I was actually going to make “Dinofarts”: a series of funny, farting dinosaur pictures such as “Ty-rip-osaurus Rex”; “Too-much-dip-lodocus”; “Terror-dactyl”, etc. Fed Funds at 5% is an asteroid that has wiped that idea out, as it was intended to, but I’m just waiting for rates to look like they will go back to zero again to dust those masterplans off. And if *I* am thinking like that, what do you think the rest of the markets, who thrive on such stupidity rather than mocking it, are planning on doing? That was a twinge of heartburn, I think.

Conversely of course, if Black Friday sales are reasonable or even good, then markets will be in a black mood. Economic strength and consumer resilience are the last thing they want to see! Economic collapse and consumers crumbling are what is required to ensure that monetary policy does what monetary policy needs to do in order to artificially jack asset prices higher again.

I wish I were exaggerating, but I’m not: that really is how many in the markets see things, most so after the battering they have taken this year to date, and which they would like to cover up with a nice year-end rally, no matter how fake.

But thinking back to striking workers, indebted American consumers, and the off-shored production they rely on across single-point-of-failure global supply chains now ‘healing’ due to looming recession, I turn back to Marx.
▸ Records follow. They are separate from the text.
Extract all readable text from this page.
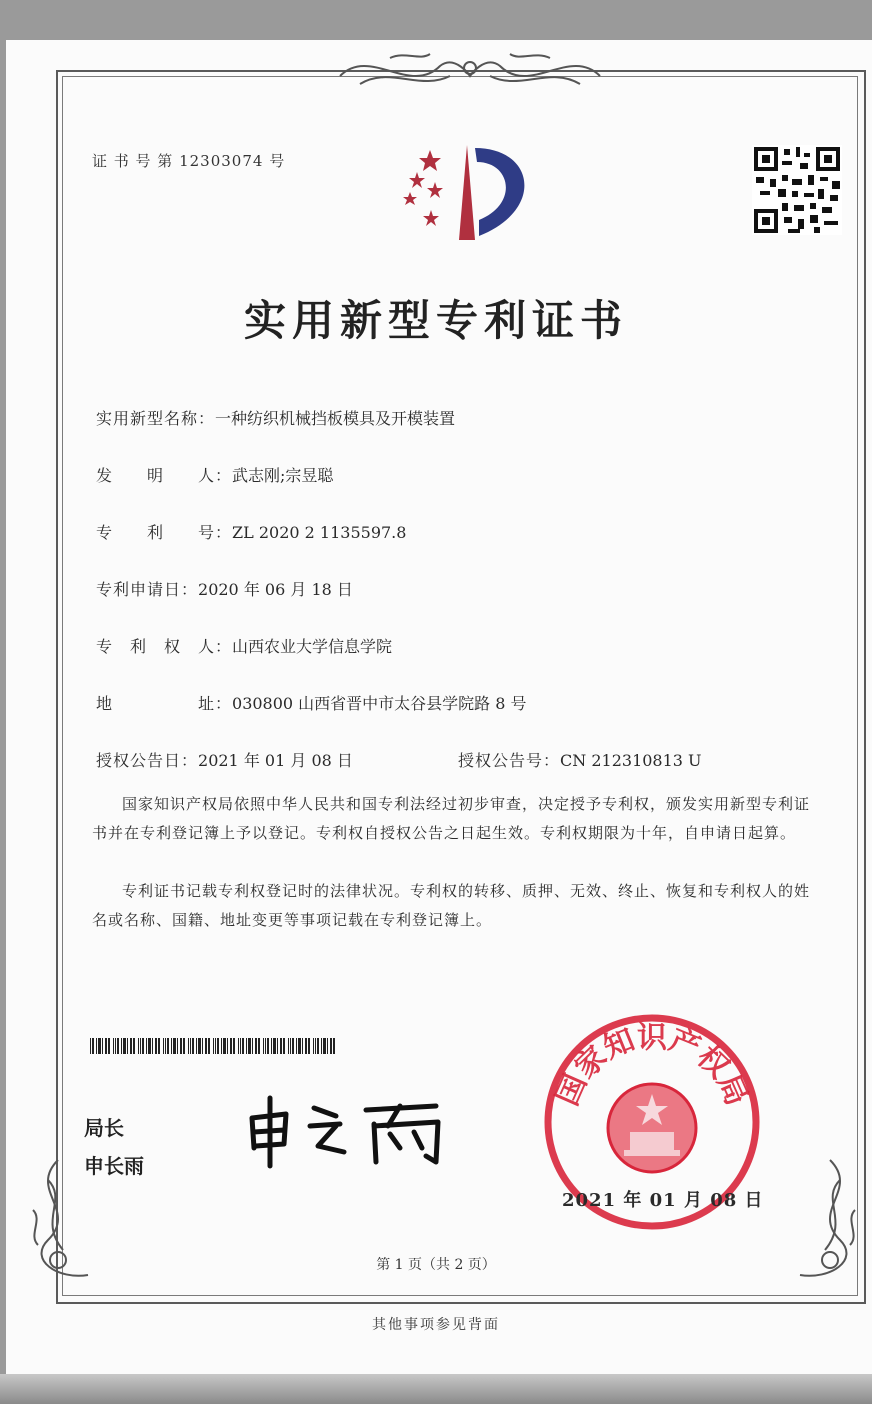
证 书 号 第 12303074 号
实用新型专利证书
实用新型名称：一种纺织机械挡板模具及开模装置
发　　明　　人：武志刚;宗昱聪
专　　利　　号：ZL 2020 2 1135597.8
专利申请日：2020 年 06 月 18 日
专　利　权　人：山西农业大学信息学院
地　　　　　址：030800 山西省晋中市太谷县学院路 8 号
授权公告日：2021 年 01 月 08 日	授权公告号：CN 212310813 U
国家知识产权局依照中华人民共和国专利法经过初步审查，决定授予专利权，颁发实用新型专利证书并在专利登记簿上予以登记。专利权自授权公告之日起生效。专利权期限为十年，自申请日起算。
专利证书记载专利权登记时的法律状况。专利权的转移、质押、无效、终止、恢复和专利权人的姓名或名称、国籍、地址变更等事项记载在专利登记簿上。
局长
申长雨
国家知识产权局
2021 年 01 月 08 日
第 1 页（共 2 页）
其他事项参见背面
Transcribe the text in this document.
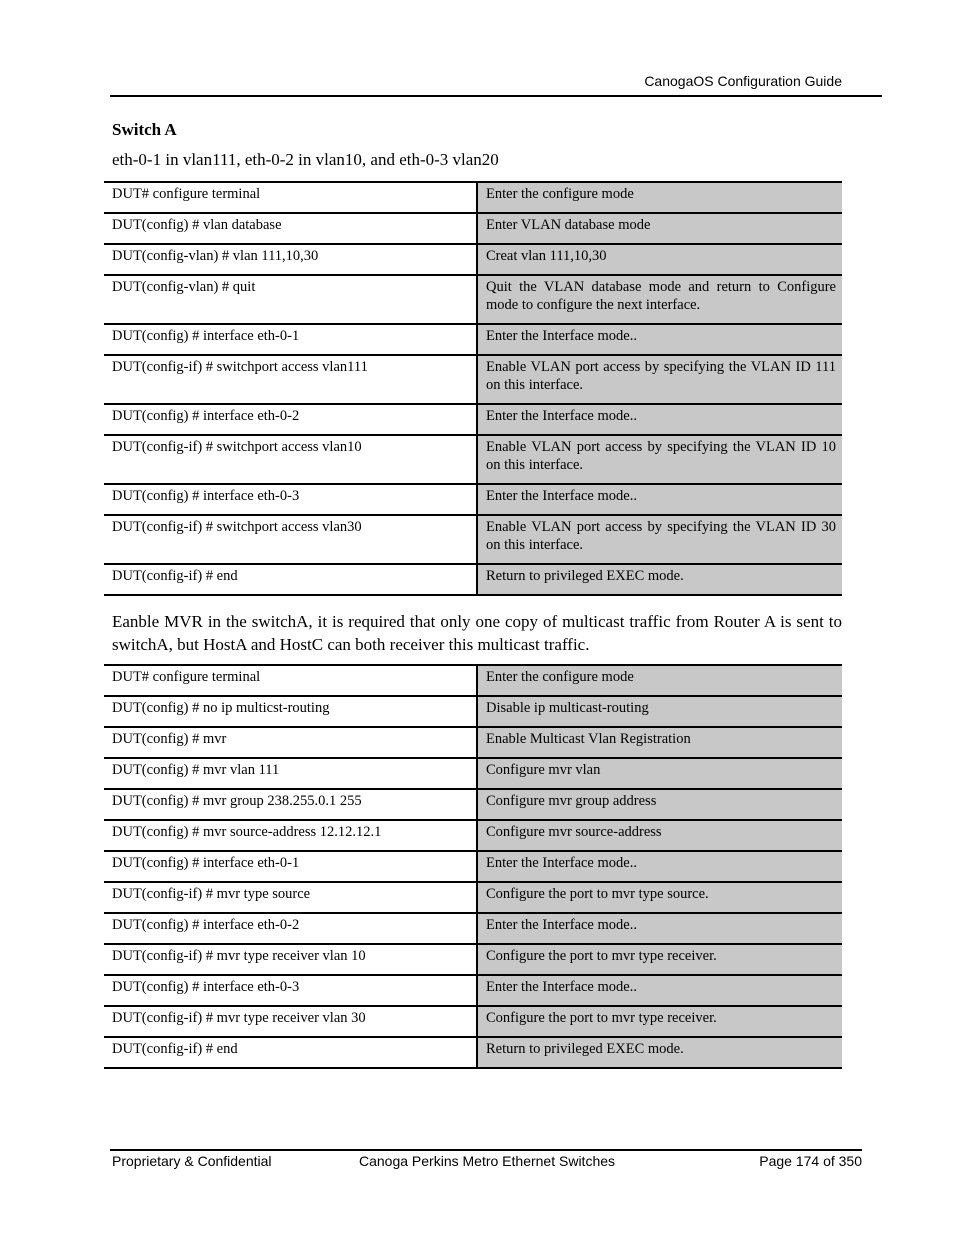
CanogaOS Configuration Guide
Switch A
eth-0-1 in vlan111, eth-0-2 in vlan10, and eth-0-3 vlan20
DUT# configure terminal	Enter the configure mode
DUT(config) # vlan database	Enter VLAN database mode
DUT(config-vlan) # vlan 111,10,30	Creat vlan 111,10,30
DUT(config-vlan) # quit	Quit the VLAN database mode and return to Configure mode to configure the next interface.
DUT(config) # interface eth-0-1	Enter the Interface mode..
DUT(config-if) # switchport access vlan111	Enable VLAN port access by specifying the VLAN ID 111 on this interface.
DUT(config) # interface eth-0-2	Enter the Interface mode..
DUT(config-if) # switchport access vlan10	Enable VLAN port access by specifying the VLAN ID 10 on this interface.
DUT(config) # interface eth-0-3	Enter the Interface mode..
DUT(config-if) # switchport access vlan30	Enable VLAN port access by specifying the VLAN ID 30 on this interface.
DUT(config-if) # end	Return to privileged EXEC mode.
Eanble MVR in the switchA, it is required that only one copy of multicast traffic from Router A is sent to switchA, but HostA and HostC can both receiver this multicast traffic.
DUT# configure terminal	Enter the configure mode
DUT(config) # no ip multicst-routing	Disable ip multicast-routing
DUT(config) # mvr	Enable Multicast Vlan Registration
DUT(config) # mvr vlan 111	Configure mvr vlan
DUT(config) # mvr group 238.255.0.1 255	Configure mvr group address
DUT(config) # mvr source-address 12.12.12.1	Configure mvr source-address
DUT(config) # interface eth-0-1	Enter the Interface mode..
DUT(config-if) # mvr type source	Configure the port to mvr type source.
DUT(config) # interface eth-0-2	Enter the Interface mode..
DUT(config-if) # mvr type receiver vlan 10	Configure the port to mvr type receiver.
DUT(config) # interface eth-0-3	Enter the Interface mode..
DUT(config-if) # mvr type receiver vlan 30	Configure the port to mvr type receiver.
DUT(config-if) # end	Return to privileged EXEC mode.
Proprietary & Confidential	Canoga Perkins Metro Ethernet Switches	Page 174 of 350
Does his focus on the means of production rather than producing farting dinosaurs memes leave him spinning in the grave? Can we all just cut rates, get rich from crypto, and avoid crisis forever?

Sadly, no.

It’s not clear whose surplus labour is being exploited by me creating a stupid NFT and selling it for millions if the Fed pivots and the dollar becomes a joke. Yet Marx was clear on the ludicrous excesses of “fictitious capital” over “productive capital“. He was also a goldbug for those who don’t know: we only associate him with fiat and soft budgetary constraints because of Soviet experience, not his actual doctrine, which nobody reads. Because markets.

On a related note, please see ‘Political Economy through the Looking Glass: Imagining Six Impossible Things about Finance before Breakfast’, which utterly dismisses the Pollyanna attempts of some economists, who don’t understand Marx, to argue that because the finance sector is so big, it can no longer be dismissed as “fictitious” or separate from the “real” economy. Let’s just say that their anti-Marx arguments are blown away by actual Marxist taxonomy as if by a herd of Dinofarts trumping in tandem. Which is my follow-up NFT by the way – am I a tech genius yet? Surely with rates at zero again, we all will be(?)

Of course, any actual pivot is only going to exacerbate all the underlying structural problems that have led us to the point where people are actually going on strike again for real.

History repeats itself, first as tragedy, second as farce, third as beyond-farcical get-rich-quick Dinofarts, as Marx almost said.

Anyway, Happy Black Friday, and get ready to trade that ‘cure-all pivot’ if people haven’t clickety-clicked enough.